結局この日の朝議は一言もしゃべらずに終わってしまった。

一方ラミアードは、皆のどんな称賛の声にも驕ることがなかった。

王になるため幼少時代より勉学に励んできたのだ。知識があるのはあたりまえのことだ。理想があるのもあたりまえのことだ。自分が特別すごいわけではない。もっともっと、知識も経験も積み重ねていかねば誠に良い国王とはなれない。

ラミアードはその日の午後も勉学に励み、剣技を磨いて過ごした。すべては王になるために。
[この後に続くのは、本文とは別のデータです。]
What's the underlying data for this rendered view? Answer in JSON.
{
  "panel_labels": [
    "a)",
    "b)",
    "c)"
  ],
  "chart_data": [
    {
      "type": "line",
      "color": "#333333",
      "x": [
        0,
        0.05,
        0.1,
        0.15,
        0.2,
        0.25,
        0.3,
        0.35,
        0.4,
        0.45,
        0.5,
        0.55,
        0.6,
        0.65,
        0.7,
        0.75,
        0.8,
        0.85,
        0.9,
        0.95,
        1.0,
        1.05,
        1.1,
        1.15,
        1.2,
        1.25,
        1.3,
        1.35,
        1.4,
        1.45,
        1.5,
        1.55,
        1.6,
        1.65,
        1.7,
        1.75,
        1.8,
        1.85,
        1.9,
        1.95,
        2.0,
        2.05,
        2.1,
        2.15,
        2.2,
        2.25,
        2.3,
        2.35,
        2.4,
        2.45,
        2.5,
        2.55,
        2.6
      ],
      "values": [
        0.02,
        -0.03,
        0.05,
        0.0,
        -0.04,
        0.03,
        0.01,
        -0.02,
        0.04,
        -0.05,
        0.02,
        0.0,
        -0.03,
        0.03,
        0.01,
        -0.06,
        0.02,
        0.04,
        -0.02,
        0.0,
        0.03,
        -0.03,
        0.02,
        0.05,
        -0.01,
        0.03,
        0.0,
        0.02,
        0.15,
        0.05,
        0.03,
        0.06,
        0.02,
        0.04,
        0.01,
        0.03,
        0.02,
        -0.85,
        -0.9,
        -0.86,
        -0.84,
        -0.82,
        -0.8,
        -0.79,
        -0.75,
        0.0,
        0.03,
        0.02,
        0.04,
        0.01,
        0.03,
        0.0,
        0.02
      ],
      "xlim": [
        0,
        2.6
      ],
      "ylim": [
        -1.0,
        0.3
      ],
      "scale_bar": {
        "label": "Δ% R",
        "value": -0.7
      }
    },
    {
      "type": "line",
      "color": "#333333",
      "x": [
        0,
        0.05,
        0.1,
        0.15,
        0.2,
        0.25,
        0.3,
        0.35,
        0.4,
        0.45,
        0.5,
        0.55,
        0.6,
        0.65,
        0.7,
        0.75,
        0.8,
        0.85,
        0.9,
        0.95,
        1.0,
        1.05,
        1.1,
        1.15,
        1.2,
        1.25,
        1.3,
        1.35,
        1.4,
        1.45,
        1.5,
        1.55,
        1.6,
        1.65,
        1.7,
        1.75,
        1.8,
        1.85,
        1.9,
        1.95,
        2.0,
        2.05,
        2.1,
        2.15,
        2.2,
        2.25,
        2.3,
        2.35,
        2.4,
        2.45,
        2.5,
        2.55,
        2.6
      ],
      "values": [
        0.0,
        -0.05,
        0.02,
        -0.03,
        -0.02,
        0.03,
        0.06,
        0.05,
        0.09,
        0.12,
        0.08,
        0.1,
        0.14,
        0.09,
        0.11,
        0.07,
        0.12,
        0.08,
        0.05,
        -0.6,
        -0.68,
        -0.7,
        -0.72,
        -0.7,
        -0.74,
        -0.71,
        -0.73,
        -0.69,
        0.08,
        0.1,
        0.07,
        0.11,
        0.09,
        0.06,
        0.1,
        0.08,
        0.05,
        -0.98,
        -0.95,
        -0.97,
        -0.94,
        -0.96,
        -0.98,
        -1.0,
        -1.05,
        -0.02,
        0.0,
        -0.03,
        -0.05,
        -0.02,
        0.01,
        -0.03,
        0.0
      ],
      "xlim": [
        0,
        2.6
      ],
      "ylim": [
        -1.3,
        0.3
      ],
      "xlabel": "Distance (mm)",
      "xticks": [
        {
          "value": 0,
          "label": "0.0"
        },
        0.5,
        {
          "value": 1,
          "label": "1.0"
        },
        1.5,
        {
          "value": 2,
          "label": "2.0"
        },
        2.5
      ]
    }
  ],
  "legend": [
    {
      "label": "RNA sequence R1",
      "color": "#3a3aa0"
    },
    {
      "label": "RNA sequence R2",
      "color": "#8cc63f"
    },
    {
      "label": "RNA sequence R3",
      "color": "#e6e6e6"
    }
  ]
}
主宮殿に与えられた一室のテラスから、ラミアードは降るような星空を見上げる。

今宵は空気が澄んでいるのだろう。乳青色のもやのような天の川がはっきりと見えた。

―王になる。

なりたい、ではない。なるのだ。

それは生まれた時からの決定事項だった。

王になる以外、ないのだ。それは強迫観念にも似た想いだった。その想いだけを胸に、フローテュリア滅亡ののちの苦渋の日々も耐え抜いてきたのだ。

『さすが未来の国王陛下です』

ことあるごとに友人が言った。

『お兄様は王さまになられる方ですものね』

ことあるごとにリュティアが言った。

父も、母もだ。王になること、それがいつでもラミアードの世界を支える柱だった。皆がラミアードを王になる人物として扱ってきた。誰も、王にならないラミアードなど必要としていない。ただのラミアードなど誰の胸にも存在していないのだ。

―いや違う、とラミアードは思った。

誰かたったひとりだけ、自分をラミアードと呼び捨てにする人物がいた――…。

ラミアードは流れ星を見上げながら、その人物との思い出にしばし心遊ばすのだった。